Florida Enacts Sweeping High-Tech Reform

Florida Governor Jeb Bush signed an information technology bill Friday designed to promote the growth of Florida’s emerging IT industry.

“The bill I signed into law today is the most comprehensive, all-encompassing technology reform in Florida’s history,” Bush said. “It will establish Florida as the state with the most aggressive strategy for transforming state government into a digital government, and it deploys a single statewide portal strategy for all governmental goods, services, and information.”

Promoting E-Commerce

The new electronic commerce law establishes a state technology office to coordinate Florida’s efforts to move into the digital era.

To encourage companies to invest in Florida’s Internet infrastructure and help the state create a network access point — a carrier-neutral, public and private Internet traffic exchange point — the state is offering a tax break on the purchase of equipment used to deploy broadband technologies.

The law creates business incubators designed to assist IT companies, and promotes the increased use of electronic signatures to reduce e-commerce fraud. Individuals and businesses will be able to conduct nearly all financial transactions with the state via the Web, and state agencies will be authorized to procure products and services online. The law is set to take effect July 1, 2000.

Julia Johnson, chairperson of Florida’s Information Service Technology Development Task Force, which is also known as Itflorida.com, said, “Jeb Bush’s personal commitment to promoting advanced technology in Florida is driving Florida’s digital economy. His leadership, coupled with South Florida’s dedication to ensuring that South Florida is the gateway to Latin America, has helped put the Internet Coast on the global map. E-Governor Bush’s continued work in this field is transforming Florida into the state of choice for the IT industry.”

Digital Government

In addition to advancing the cause of e-commerce, the law also seeks to create an “e-government” within Florida, calling for increased use of e-mail to speed government communication and increased electronic storage of records. According to the state, storing records electronically will save resources and allow agencies to share data between departments.

Bush said, “In the same way the Internet and e-commerce have transformed corporations throughout the world, technology can serve as the basis for transformation to a digital government. We recognize the power of information technology to serve as an enabler to achieve the state’s business goals and challenges, including a smaller, more effective, more efficient government.”

Protecting Privacy

Recognizing the privacy issues inherent in the electronic age, the law calls for the creation of a “Task Force on Privacy and Technology” comprised of professionals in the fields of communications, government, law enforcement, law, marketing, technology, and financial services. In addition to providing expert advice, the group is required to hold public meetings to obtain the input of Florida’s citizens.

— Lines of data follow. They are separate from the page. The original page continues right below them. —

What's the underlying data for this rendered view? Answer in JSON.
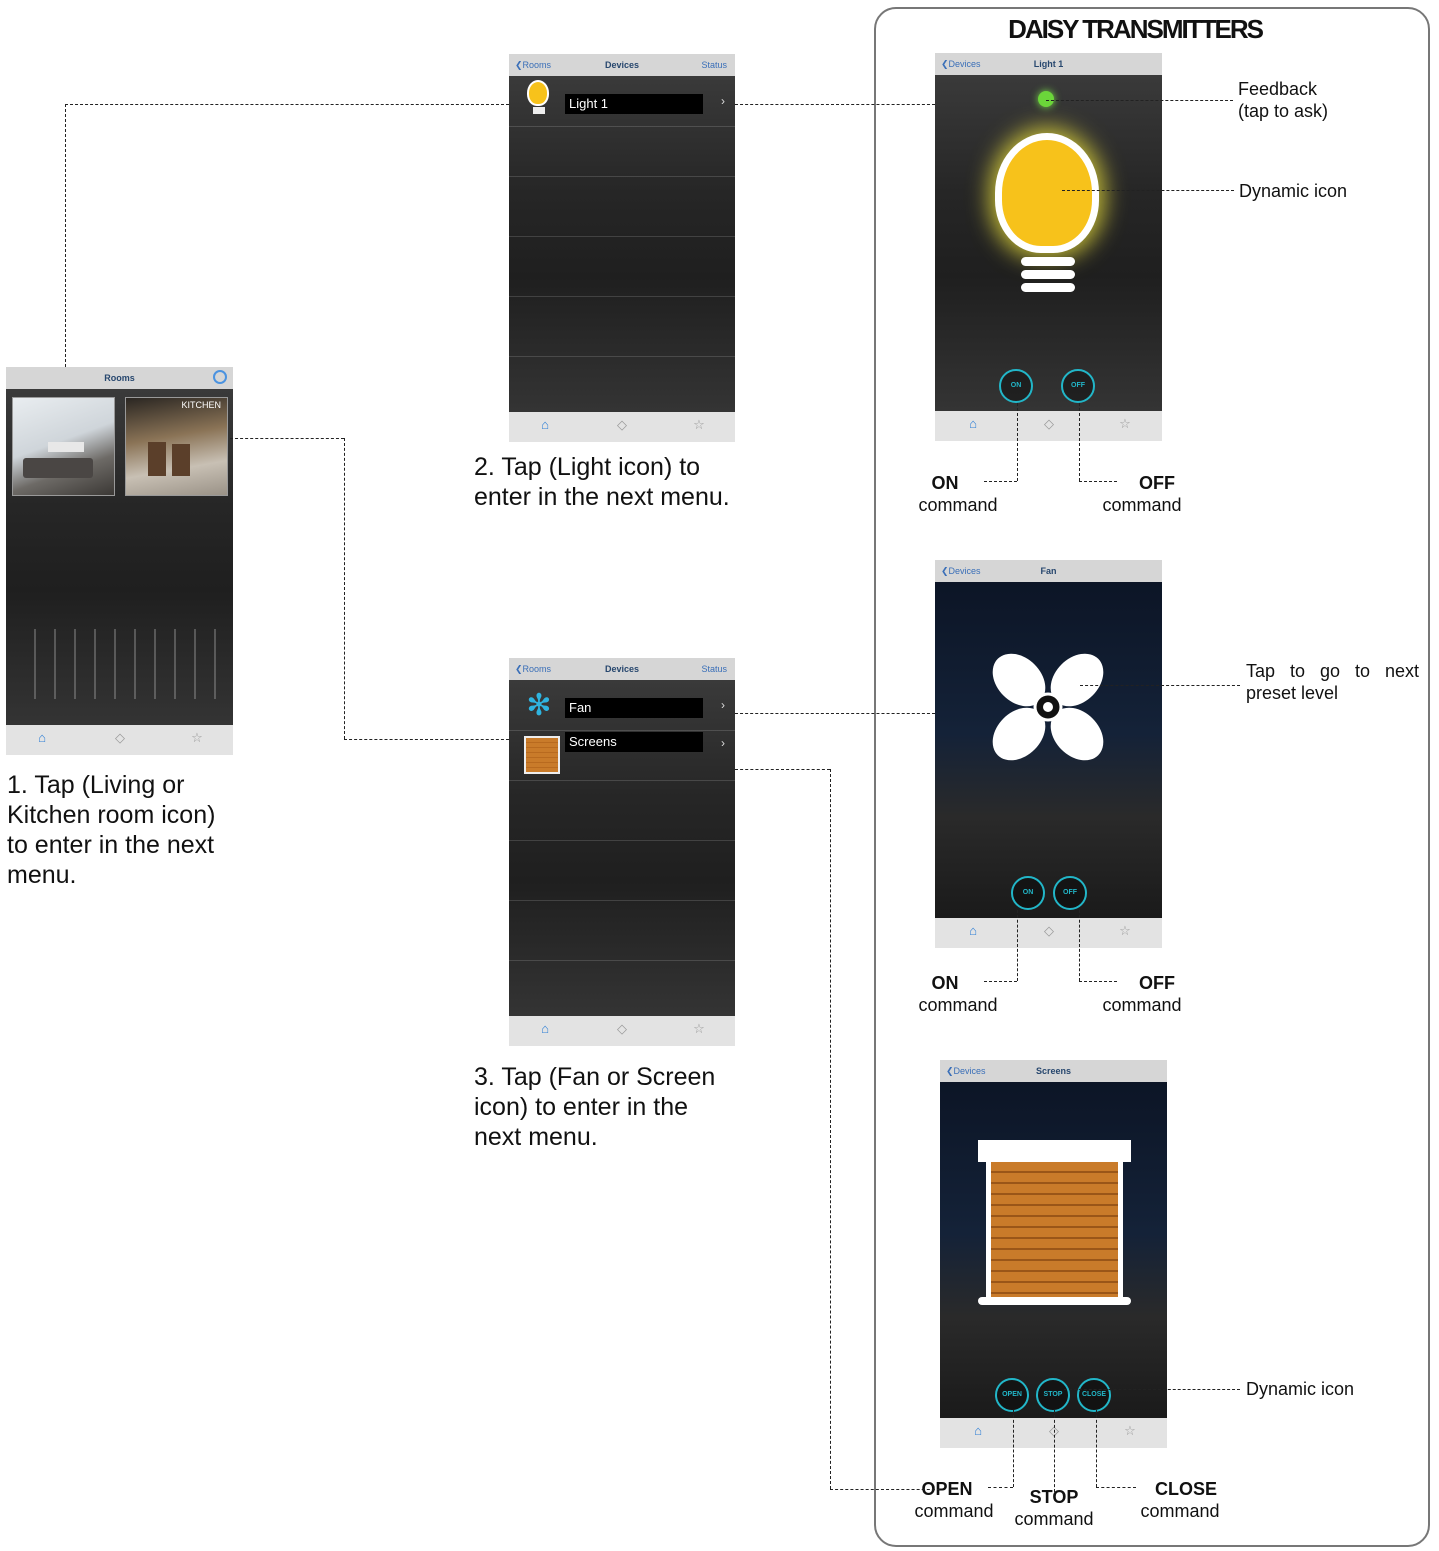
{
  "section_title": "DAISY TRANSMITTERS",
  "phone_rooms": {
    "nav_title": "Rooms",
    "room_label": "KITCHEN",
    "tab_labels": [
      "Home",
      "Scenes",
      "Favorites"
    ]
  },
  "phone_devices_a": {
    "nav_back": "Rooms",
    "nav_title": "Devices",
    "nav_right": "Status",
    "items": [
      {
        "label": "Light 1"
      }
    ]
  },
  "phone_devices_b": {
    "nav_back": "Rooms",
    "nav_title": "Devices",
    "nav_right": "Status",
    "items": [
      {
        "label": "Fan"
      },
      {
        "label": "Screens"
      }
    ]
  },
  "phone_light": {
    "nav_back": "Devices",
    "nav_title": "Light 1",
    "buttons": [
      "ON",
      "OFF"
    ]
  },
  "phone_fan": {
    "nav_back": "Devices",
    "nav_title": "Fan",
    "buttons": [
      "ON",
      "OFF"
    ]
  },
  "phone_screens": {
    "nav_back": "Devices",
    "nav_title": "Screens",
    "buttons": [
      "OPEN",
      "STOP",
      "CLOSE"
    ]
  },
  "captions": {
    "step1": [
      "1. Tap (Living or",
      "Kitchen room icon)",
      "to enter in the next",
      "menu."
    ],
    "step2": [
      "2. Tap (Light icon) to",
      "enter in the next menu."
    ],
    "step3": [
      "3. Tap (Fan or Screen",
      "icon) to enter in the",
      "next menu."
    ]
  },
  "annotations": {
    "feedback": [
      "Feedback",
      "(tap to ask)"
    ],
    "dynamic_icon": "Dynamic icon",
    "tap_next": [
      "Tap to go to next",
      "preset level"
    ],
    "on": "ON",
    "off": "OFF",
    "open": "OPEN",
    "stop": "STOP",
    "close": "CLOSE",
    "command": "command"
  },
  "colors": {
    "accent": "#22b6c8",
    "bulb": "#f7c21b",
    "wood": "#c97b2a"
  }
}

The task force’s mission is to study the effects of new technology on privacy and to balance the state’s traditional openness of public records with the need to protect the privacy and identity of individuals. Some of the issues the task force will be studying are technology fraud — including identity theft and credit card theft — and the sale of public records to private individuals and companies.

The group has until February 1, 2001 to make its recommendations to the legislature and the governor. The law also requires that the group make recommendations to the state technology office of at least three pilot projects to “increase electronic access to public records and to reduce the reliance on paper documents while including safeguards for the protection of privacy rights and confidential information.”